About the Book
What does it mean to be a Christian university in the Baptist tradition? The inherited definition of Baylor as a Christian university was based on the atmospheric model, a view of the Christian university defined largely by its student life, placing emphasis on a highly moral and religious kind of campus culture as its major ingredient. A common way of expressing Baylor's purpose, under this model, was to say that Baylor offered an excellent education in a Christian environment.
The large question left unanswered by the atmospheric model was the relationship of the Christian faith to the central part of the university, its intellectual life. It was not until the 1990s, however, that the integration model began to supplement, if not supplant, the atmospheric model. The integration model holds that it is a necessary condition of a Christian university that it bring the resources of the Christian faith to bear on the essence of what a university is namely, its entire intellectual life and discourse. The presumption is that the Christian faith in its scripture, traditions, and theology contains essential knowledge and wisdom that bring enlightenment and understanding to all other forms of learning.
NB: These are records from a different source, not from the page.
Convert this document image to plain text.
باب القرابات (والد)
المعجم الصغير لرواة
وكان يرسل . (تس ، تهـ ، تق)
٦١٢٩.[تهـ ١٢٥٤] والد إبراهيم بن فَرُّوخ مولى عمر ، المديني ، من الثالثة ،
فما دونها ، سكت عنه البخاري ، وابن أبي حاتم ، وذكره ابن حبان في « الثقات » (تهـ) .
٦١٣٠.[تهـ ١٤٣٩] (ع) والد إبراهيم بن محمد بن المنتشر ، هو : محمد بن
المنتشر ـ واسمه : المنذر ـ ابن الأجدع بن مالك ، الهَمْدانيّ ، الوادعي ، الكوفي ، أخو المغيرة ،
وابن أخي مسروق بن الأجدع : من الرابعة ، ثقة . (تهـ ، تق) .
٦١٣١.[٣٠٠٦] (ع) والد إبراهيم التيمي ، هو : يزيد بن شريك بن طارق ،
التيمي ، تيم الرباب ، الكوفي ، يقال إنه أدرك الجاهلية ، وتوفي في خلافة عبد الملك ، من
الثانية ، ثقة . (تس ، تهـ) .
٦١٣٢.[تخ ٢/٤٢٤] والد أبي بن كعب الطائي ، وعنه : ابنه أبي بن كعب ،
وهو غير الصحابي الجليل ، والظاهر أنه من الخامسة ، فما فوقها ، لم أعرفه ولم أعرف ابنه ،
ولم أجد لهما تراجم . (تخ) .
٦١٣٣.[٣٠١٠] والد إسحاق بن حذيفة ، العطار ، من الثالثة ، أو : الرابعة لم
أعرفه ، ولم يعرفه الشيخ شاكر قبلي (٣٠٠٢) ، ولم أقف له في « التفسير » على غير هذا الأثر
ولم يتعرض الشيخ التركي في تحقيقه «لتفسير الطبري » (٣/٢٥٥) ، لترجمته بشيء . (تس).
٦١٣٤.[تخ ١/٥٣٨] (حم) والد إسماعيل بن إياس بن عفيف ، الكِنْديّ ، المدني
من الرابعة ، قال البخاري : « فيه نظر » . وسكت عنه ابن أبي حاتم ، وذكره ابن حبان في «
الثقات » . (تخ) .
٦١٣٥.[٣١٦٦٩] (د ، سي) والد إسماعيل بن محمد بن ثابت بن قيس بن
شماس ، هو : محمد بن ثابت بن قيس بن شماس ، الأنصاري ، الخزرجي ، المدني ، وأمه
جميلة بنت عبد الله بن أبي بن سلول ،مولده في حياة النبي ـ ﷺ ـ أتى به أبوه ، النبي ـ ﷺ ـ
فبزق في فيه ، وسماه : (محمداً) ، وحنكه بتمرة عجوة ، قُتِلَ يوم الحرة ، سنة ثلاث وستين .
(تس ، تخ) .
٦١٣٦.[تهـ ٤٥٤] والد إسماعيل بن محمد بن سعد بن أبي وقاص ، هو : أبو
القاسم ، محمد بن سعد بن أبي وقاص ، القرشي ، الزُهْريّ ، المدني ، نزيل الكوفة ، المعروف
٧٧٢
A Christian atmosphere is important, but atmosphere alone does not make a university a Christian university in the most basic and relevant sense.
This volume includes six major essays, five with responses, that constituted the core lectures of the colloquy in April of 2003 titled 'The Baptist and Christian Character of Baylor.' The colloquy was important because there was then and is now a widespread desire to come together as a community to speak openly and freely about what it means to be a Christian university in the Baptist tradition and to think about what the future of Baylor ought to be.